Designing Alerts

Aug 18, 2015

Adding alerts to systems has become a widespread standard practice that helps engineers keep their production systems up. The basic idea of such a setup is that systems should be designed in such a way that they should be able to compensate for common failure cases, but if something happens that’s beyond the boundaries of the system’s ability to handle, it should tell a human about it so that they can come in and fix the problem manually.
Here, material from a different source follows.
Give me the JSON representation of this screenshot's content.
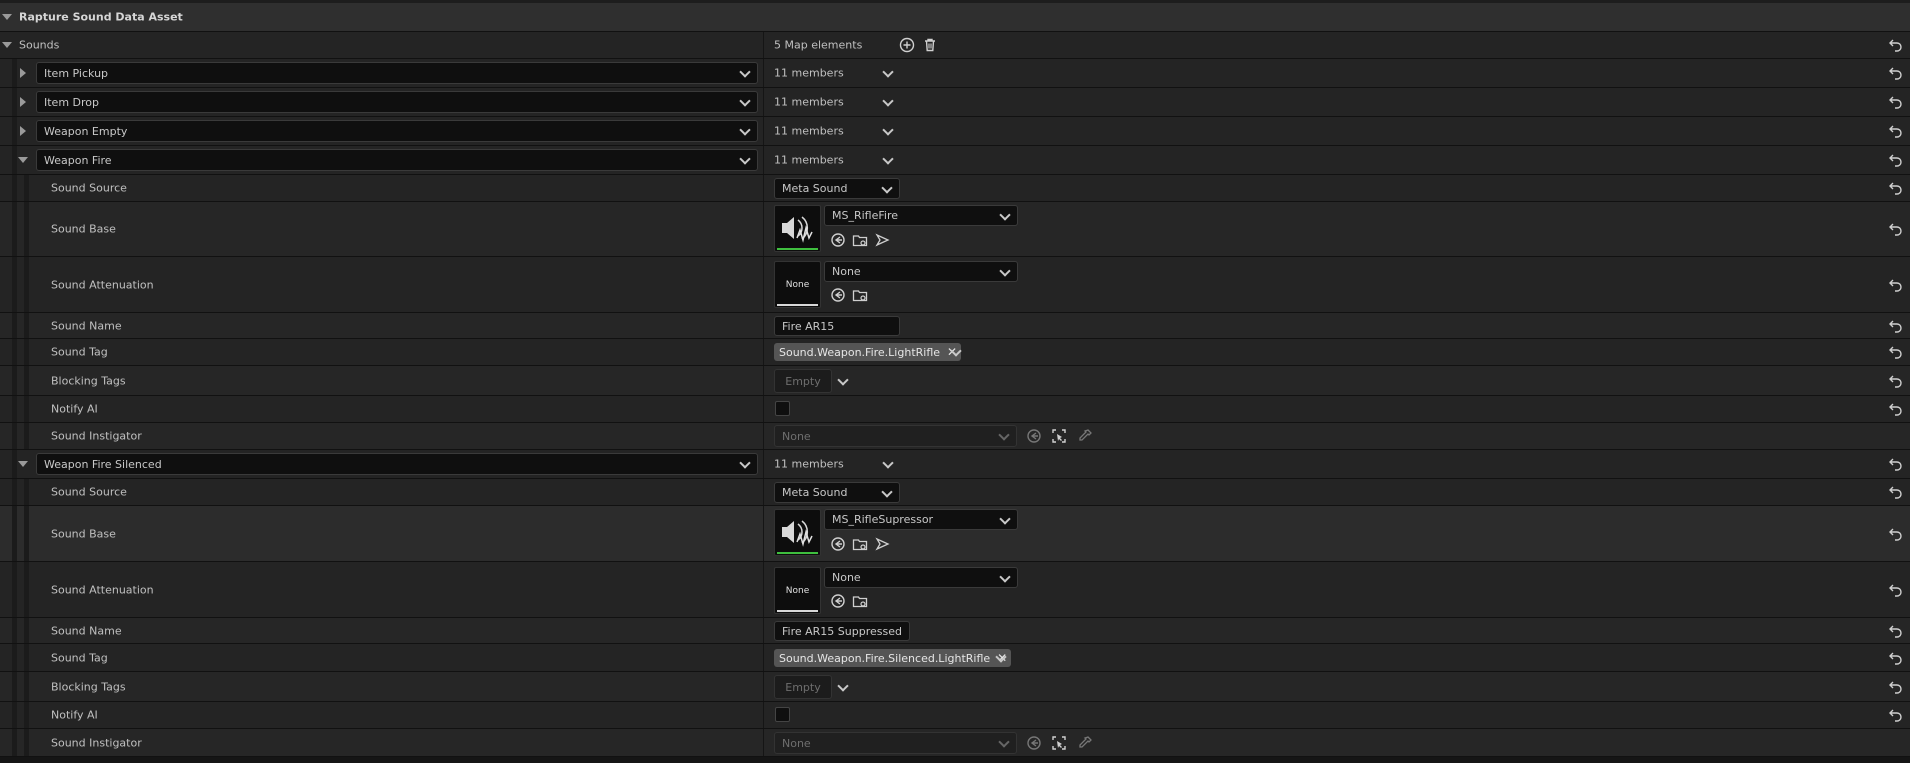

The on-call model for software was adopted from other industries, the surgeon who may get called in to perform an emergency surgery for example. But unlike the surgeon and quite a few of our other pager-bearing counterparts, it’s often possible to achieve a considerable amount of automation in software industry with the brunt of failures being handled by internal systems automatically and relatively few dropping through the cracks to a human. Receiving a page is of course a less-than-desirable outcome because it might lead to someone waking up in the middle of the night to fix a problem at work, making automation attractive (but not wholly sufficient in itself).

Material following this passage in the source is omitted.